L’ESPACE CIVIQUE AU TOGO : ETAT DES LIEUX
Selon le Haut-Commissariat des Droits de l’Homme de l’ONU (HCDH), « L’espace civique est l’environnement qui permet à la société civile de jouer un rôle dans la vie politique, économique et sociale de nos sociétés. Plus particulièrement, l’espace civique permet aux individus et aux groupes de contribuer à l’élaboration de politiques qui affectent leur vie, notamment en :
• En accédant aux informations ; ce qui nécessite liberté de la presse, droit à l’information et accès aux droits numériques
• En instaurant un dialogue ; grâce à la liberté d’expression et au plaidoyer
• En exprimant leur désaccord ; individuellement ou collectivement, le cas échéant par des manifestations sur la voie publique ;
• En s’unissant pour exprimer leur point de vue. » ce qui implique liberté d’association et de réunion.
Une première évaluation préalable de l’espace civique peut être établie en interrogeant l’état des quatre catégories de libertés listées ci-dessus : la presse est-elle libre au Togo ? La liberté d’expression a-t-elle droit de cité ? Les manifestations et réunions publiques peuvent-elles se dérouler librement ? Rappelons que ces libertés sont identifiées par le HCDH comme permettant aux individus et groupes d’individus de contribuer à l’élaboration des politiques qui affectent leur vie.
Cette définition du HCDH appelle également un constat : la société civile peut tout à fait jouer un rôle dans la vie politique, économique et sociale de la cité. Ce rôle, et en particulier le politique et le social, sont hélas considérés au Togo, comme relevant du domaine réservé de l’exécutif central ou à la rigueur de l’exécutif déconcentré.
Mais qui donc constitue la société civile et qu’est-ce qui la caractérise ?
I. C’est qui la Société civile ?
Le concept de société civile a connu différentes définitions, au fil du temps et des contextes.
Pour Larry Diamond, « la société civile se distingue de la “société” en général dans le sens où elle implique des citoyens qui agissent collectivement dans un espace public pour exprimer leurs intérêts, leurs passions et leurs idées, échanger des informations, atteindre des buts communs, interpeller les pouvoirs publics et demander des comptes aux représentants de l’Etat »
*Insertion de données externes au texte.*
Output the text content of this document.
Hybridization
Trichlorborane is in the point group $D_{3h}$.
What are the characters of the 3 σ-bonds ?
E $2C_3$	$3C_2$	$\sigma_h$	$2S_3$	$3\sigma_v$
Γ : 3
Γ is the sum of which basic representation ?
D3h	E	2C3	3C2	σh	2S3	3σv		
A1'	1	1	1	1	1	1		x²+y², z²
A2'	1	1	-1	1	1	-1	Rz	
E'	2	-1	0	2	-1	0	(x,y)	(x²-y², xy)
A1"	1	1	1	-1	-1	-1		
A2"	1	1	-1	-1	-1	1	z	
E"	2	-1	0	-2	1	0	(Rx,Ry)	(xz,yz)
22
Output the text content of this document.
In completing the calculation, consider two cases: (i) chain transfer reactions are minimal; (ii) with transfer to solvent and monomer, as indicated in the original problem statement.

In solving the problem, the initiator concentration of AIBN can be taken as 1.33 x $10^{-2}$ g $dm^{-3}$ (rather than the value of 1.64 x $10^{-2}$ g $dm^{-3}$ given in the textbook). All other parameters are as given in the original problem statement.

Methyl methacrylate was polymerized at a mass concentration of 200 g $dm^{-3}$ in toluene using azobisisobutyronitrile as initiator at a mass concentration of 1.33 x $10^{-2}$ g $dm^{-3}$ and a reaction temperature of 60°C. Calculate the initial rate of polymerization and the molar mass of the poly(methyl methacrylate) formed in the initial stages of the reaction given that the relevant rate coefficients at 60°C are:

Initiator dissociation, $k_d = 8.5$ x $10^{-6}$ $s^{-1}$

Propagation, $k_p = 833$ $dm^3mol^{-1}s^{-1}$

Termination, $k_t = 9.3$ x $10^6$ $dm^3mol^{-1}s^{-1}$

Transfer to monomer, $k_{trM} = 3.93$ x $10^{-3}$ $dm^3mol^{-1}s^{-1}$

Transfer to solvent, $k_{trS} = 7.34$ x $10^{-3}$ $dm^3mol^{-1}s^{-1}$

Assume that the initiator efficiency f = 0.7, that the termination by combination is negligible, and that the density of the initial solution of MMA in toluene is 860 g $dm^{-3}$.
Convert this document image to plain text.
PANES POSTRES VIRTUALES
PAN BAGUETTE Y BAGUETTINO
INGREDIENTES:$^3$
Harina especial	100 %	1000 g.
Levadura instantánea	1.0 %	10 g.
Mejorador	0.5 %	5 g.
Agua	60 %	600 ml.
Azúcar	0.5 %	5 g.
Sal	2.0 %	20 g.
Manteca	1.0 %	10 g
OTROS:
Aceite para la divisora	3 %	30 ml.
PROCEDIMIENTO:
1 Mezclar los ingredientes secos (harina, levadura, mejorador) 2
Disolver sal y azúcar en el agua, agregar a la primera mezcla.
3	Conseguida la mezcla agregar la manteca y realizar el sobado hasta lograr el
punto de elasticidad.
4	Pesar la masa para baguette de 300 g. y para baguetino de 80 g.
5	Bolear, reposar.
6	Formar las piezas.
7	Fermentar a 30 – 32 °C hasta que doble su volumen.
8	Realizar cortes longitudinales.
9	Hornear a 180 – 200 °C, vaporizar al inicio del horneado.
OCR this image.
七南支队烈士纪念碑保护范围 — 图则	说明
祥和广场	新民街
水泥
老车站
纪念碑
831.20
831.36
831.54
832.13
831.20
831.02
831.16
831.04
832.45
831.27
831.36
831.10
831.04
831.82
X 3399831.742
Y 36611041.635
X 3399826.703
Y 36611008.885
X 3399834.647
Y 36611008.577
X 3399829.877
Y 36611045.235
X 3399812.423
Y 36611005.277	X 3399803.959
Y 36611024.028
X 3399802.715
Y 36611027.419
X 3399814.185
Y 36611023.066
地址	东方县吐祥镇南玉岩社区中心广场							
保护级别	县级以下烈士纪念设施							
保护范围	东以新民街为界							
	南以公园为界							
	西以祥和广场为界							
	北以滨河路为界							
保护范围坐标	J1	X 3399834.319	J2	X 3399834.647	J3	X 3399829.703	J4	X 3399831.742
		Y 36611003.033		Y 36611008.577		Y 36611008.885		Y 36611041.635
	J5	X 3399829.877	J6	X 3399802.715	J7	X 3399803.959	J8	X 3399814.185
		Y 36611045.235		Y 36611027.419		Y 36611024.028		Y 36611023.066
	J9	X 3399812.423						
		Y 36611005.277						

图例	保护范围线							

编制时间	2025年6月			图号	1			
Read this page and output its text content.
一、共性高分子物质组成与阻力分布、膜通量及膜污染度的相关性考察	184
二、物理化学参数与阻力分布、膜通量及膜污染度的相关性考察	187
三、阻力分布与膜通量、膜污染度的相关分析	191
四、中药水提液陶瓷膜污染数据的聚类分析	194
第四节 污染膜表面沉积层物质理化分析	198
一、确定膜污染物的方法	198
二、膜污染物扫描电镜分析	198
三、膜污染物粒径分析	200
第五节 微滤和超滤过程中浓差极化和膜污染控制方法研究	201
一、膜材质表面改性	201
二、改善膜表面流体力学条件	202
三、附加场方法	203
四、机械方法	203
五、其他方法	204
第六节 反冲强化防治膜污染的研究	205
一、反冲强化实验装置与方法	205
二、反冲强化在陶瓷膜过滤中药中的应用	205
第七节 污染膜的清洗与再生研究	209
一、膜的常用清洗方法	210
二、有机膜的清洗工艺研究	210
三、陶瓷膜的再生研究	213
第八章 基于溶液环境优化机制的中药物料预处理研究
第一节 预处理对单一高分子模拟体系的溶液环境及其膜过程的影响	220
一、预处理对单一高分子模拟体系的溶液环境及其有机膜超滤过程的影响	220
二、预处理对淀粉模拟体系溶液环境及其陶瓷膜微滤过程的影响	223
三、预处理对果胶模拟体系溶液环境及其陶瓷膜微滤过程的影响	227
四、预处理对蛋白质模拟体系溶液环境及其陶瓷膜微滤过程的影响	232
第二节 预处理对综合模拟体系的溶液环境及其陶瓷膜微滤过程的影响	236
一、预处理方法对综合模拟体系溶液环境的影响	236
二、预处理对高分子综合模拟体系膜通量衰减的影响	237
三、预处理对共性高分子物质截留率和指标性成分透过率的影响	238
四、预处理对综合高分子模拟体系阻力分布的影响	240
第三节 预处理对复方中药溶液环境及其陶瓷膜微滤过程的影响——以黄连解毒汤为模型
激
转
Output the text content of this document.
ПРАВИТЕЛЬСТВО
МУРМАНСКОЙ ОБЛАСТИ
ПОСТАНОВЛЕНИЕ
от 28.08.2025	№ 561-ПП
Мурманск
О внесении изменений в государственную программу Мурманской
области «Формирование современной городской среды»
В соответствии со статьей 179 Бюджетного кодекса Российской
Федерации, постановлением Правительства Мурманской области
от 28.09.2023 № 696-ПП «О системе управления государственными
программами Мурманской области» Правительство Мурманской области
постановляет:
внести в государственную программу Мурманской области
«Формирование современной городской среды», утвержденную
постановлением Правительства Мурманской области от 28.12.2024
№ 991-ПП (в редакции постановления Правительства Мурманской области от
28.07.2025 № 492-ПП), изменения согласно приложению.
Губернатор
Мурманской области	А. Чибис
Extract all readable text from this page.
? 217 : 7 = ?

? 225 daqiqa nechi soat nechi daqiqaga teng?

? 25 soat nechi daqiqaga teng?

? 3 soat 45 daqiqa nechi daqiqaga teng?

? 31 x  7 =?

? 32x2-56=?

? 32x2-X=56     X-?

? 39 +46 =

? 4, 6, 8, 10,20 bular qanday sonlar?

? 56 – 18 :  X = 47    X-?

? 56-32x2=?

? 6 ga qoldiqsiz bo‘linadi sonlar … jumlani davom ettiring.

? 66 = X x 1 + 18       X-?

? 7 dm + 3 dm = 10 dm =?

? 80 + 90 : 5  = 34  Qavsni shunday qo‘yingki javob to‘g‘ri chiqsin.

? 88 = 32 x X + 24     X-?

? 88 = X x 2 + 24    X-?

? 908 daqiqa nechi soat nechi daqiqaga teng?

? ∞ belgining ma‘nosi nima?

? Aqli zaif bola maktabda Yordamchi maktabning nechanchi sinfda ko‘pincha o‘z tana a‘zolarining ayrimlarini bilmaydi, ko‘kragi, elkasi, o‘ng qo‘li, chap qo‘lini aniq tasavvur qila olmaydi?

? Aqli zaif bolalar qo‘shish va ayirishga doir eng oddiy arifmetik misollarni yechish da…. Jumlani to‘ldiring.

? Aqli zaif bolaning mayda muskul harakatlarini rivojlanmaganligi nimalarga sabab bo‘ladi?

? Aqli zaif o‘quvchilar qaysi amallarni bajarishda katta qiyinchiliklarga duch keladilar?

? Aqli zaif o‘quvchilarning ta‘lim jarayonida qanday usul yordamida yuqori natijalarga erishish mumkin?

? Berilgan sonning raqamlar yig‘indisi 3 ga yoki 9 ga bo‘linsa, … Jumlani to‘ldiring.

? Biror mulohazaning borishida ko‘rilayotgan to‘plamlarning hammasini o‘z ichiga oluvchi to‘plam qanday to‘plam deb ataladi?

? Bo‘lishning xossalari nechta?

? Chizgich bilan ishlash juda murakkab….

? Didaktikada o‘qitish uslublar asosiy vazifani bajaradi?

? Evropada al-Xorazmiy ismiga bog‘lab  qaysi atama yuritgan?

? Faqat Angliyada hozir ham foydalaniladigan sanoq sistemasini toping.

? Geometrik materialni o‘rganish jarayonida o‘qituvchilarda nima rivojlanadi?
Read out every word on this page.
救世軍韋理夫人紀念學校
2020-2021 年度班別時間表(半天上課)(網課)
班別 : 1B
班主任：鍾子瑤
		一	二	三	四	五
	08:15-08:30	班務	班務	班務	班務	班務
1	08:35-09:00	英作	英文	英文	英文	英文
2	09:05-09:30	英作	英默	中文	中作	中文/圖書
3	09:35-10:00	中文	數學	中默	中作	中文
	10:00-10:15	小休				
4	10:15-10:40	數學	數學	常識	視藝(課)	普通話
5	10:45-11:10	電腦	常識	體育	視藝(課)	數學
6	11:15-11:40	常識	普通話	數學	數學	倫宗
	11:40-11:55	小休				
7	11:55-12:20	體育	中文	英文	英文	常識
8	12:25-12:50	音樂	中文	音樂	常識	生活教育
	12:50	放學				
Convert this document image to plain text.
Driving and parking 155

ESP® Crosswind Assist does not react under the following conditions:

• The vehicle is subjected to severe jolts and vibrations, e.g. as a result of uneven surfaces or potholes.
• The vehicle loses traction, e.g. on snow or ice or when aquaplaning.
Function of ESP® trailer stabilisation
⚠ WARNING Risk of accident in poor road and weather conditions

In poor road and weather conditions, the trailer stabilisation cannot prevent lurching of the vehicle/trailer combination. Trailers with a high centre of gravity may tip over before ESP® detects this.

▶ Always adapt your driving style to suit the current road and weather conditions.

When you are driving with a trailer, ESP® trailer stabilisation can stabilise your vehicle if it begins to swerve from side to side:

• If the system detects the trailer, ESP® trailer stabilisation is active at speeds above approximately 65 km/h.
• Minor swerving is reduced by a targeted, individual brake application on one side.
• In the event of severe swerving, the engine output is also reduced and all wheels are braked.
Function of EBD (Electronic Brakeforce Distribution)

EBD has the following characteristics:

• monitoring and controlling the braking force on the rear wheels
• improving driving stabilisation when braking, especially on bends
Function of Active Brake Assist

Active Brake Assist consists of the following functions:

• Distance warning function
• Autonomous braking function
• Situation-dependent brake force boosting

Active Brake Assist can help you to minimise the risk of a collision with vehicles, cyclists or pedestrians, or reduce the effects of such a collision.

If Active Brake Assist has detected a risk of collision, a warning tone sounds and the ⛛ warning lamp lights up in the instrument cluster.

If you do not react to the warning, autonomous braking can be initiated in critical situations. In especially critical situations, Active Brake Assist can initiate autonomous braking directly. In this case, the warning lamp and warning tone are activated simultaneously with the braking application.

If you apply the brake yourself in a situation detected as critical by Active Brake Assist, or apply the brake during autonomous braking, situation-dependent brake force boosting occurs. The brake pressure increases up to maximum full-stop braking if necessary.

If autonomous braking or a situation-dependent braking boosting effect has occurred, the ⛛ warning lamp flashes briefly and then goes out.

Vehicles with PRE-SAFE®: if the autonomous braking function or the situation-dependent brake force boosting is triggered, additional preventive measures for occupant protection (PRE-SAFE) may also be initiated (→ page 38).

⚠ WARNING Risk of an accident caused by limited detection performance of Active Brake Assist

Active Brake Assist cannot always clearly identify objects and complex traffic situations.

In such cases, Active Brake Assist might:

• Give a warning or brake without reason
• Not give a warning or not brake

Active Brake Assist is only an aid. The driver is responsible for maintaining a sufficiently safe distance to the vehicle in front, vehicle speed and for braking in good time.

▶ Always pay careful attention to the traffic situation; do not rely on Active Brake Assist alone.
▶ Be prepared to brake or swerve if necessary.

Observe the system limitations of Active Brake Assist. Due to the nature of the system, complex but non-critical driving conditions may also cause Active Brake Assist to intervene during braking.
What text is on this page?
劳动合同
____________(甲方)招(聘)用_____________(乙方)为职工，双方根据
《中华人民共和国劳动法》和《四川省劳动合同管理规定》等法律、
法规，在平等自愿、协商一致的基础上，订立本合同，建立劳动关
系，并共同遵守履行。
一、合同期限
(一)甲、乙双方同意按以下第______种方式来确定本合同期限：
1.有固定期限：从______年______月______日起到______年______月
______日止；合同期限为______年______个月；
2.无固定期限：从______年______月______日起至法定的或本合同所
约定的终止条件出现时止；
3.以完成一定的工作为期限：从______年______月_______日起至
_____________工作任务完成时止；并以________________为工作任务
Plus claire, la définition que Marc ONA-ESSANGUI, Président du mouvement Tournons la Page (TLP), donne de la société civile permet de voir concrètement qui en fait partie ou non. Au Sommet ouest africain sur la bonne gouvernance, l’alternance et la démocratie qui s’est tenu à Cotonou en juillet 2021, le Président de TLP disait ceci :
« La société civile, c’est tous le citoyens, sauf ceux qui sont membres de ce que l’on appelle les « corps constitués », à savoir :
­ Le Président de la République, l’exécutif et son extension l’administration
­ Le législatif, c’est-à-dire ceux qui ont sollicité les suffrages des citoyens pour exercer un pouvoir au niveau de l’Etat central,
­ Le pouvoir judiciaire
­ L’armée
­ Les collectivités territoriales et les chefs traditionnels.
En dehors de ces cinq catégories dont le rôle et les pouvoirs sont définis dans la constitution, le reste c’est la société civile. C’est nous tous, citoyens, c’est vous, c’est moi, c’est ma mère qui plante le manioc dans son village, c’est l’enseignant qui dispense les cours pour former les citoyens, c’est l’éboueur qui assainit notre environnement pour que nous soyons dans un environnement beaucoup plus sain. Tous ceux-là forment la société civile ou sont de la société civile. »
« Mais au sein de la société civile ainsi définie, nous sommes un certain nombre qui estimons que nous avons identifié un problème au niveau de la cité à laquelle nous appartenons et nous estimons qu’il est de notre devoir de nous retrouver et de nous mettre ensemble à deux à dix ou plus pour nous organiser afin de résoudre ce problème. Et là, nous créons une organisation de la société civile (OSC). Ces organisations peuvent avoir la forme syndicale, ou être une simple association régie par des lois de nos différents pays, dotée ou non de la personnalité juridique. »
Marc ONA-ESSANGUI fait donc la différence entre « Société civile » et « Organisation de la Société Civile » ou société civile organisée.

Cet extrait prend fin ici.